Les élèves du secondaire et du cégep qui manifestaient vendredi, à Montréal, dans le cadre de leur grève hebdomadaire pour le climat, ont réclamé le rejet du projet.

Ils se sont de nouveau rendus devant le bureau de circonscription de M. Guilbeault, où ils ont pu s’entretenir avec l’équipe du ministre – ce dernier n’était pas sur place.

« Nous espérons qu’après nous avoir entendus, le ministre Guilbeault et son équipe prendront la bonne décision ; et s’ils ont encore besoin de nous entendre, nous serons là chaque vendredi à militer, avec nos pancartes et nos slogans », a déclaré à La Presse Ève Claveau, du groupe Pour le futur Montréal.

Le premier ministre de Terre-Neuve-et-Labrador, Andrew Furey, a rapidement réagi au report de la décision en qualifiant Bay du Nord de « projet précieux qui jouera un rôle clé pour aider [la] province à répondre à la demande mondiale pour du pétrole responsable tout en atteignant la carboneutralité d’ici 2050 ».
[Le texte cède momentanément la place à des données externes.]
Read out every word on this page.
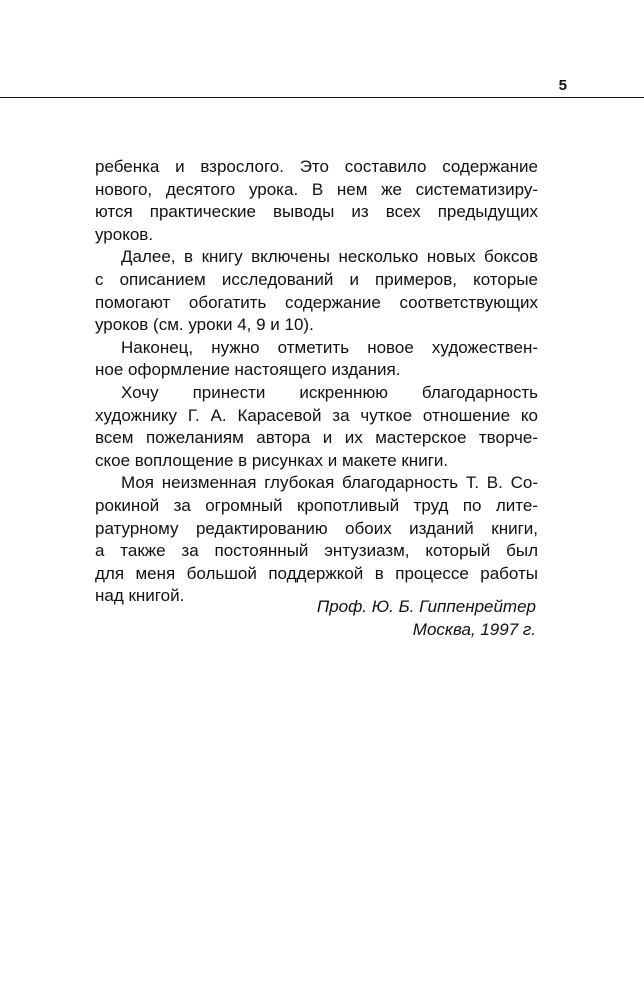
5
ребенка и взрослого. Это составило содержание
нового, десятого урока. В нем же систематизиру-
ются практические выводы из всех предыдущих
уроков.
Далее, в книгу включены несколько новых боксов
с описанием исследований и примеров, которые
помогают обогатить содержание соответствующих
уроков (см. уроки 4, 9 и 10).
Наконец, нужно отметить новое художествен-
ное оформление настоящего издания.
Хочу принести искреннюю благодарность
художнику Г. А. Карасевой за чуткое отношение ко
всем пожеланиям автора и их мастерское творче-
ское воплощение в рисунках и макете книги.
Моя неизменная глубокая благодарность Т. В. Со-
рокиной за огромный кропотливый труд по лите-
ратурному редактированию обоих изданий книги,
а также за постоянный энтузиазм, который был
для меня большой поддержкой в процессе работы
над книгой.
Проф. Ю. Б. Гиппенрейтер
Москва, 1997 г.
« Notre industrie pétrolière et gazière […] peut faire partie de la solution alors que le monde opère une transition vers une économie à faibles émissions de carbone », a-t-il aussi affirmé, dans une déclaration écrite.

« Incompatible » avec les engagements du Canada

Bay du Nord « est incompatible avec les engagements nationaux et mondiaux du Canada en matière de climat », écrivaient plus tôt cette semaine une centaine de groupes sociaux et environnementaux et une dizaine d’universitaires de partout au pays dans une lettre ouverte appelant au rejet du projet.

La missive, cosignée notamment par l’Association québécoise des médecins pour l’environnement et la Fédération des travailleurs et travailleuses du Québec (FTQ), déplorait aussi que le projet soit en contradiction avec « l’engagement du Canada à plafonner les émissions du secteur pétrolier et gazier, se fonde sur une étude d’impact environnemental gravement déficiente et ne fourni[sse] pas à Terre-Neuve-et-Labrador le soutien nécessaire pour assurer la transition des travailleurs vers une économie prospère et propre ».

Approuver Bay du Nord, qui devrait produire du pétrole bien au-delà de 2050, fera reculer le Canada dans ses tentatives d’atteindre zéro émission nette [de gaz à effet de serre au milieu du siècle].

Extrait de la lettre des organisations sociales et environnementales

Les critiques soulignent que les prévisions d’extraction de 300 millions de barils ont été multipliées par trois depuis l’évaluation environnementale du projet, par ailleurs réalisée en vertu de l’ancienne Loi canadienne sur l’évaluation environnementale et non de la nouvelle Loi sur l’évaluation d’impact, qui exige que tous les projets soient évalués en fonction de leur impact sur les engagements climatiques du Canada.

Le ministère des Pêches et des Océans affirmait dans son examen scientifique de l’évaluation environnementale avoir relevé de nombreuses erreurs et omissions dans la documentation citée par le promoteur, ce qui a « miné considérablement la fiabilité et la crédibilité du processus d’évaluation ».

Les émissions de gaz à effet de serre que générerait Bay du Nord équivaudraient à l’ajout de 7 à 10 millions de voitures à essence sur les routes ou à la construction de 8 à 10 nouvelles centrales électriques au charbon, calculent les signataires de la lettre.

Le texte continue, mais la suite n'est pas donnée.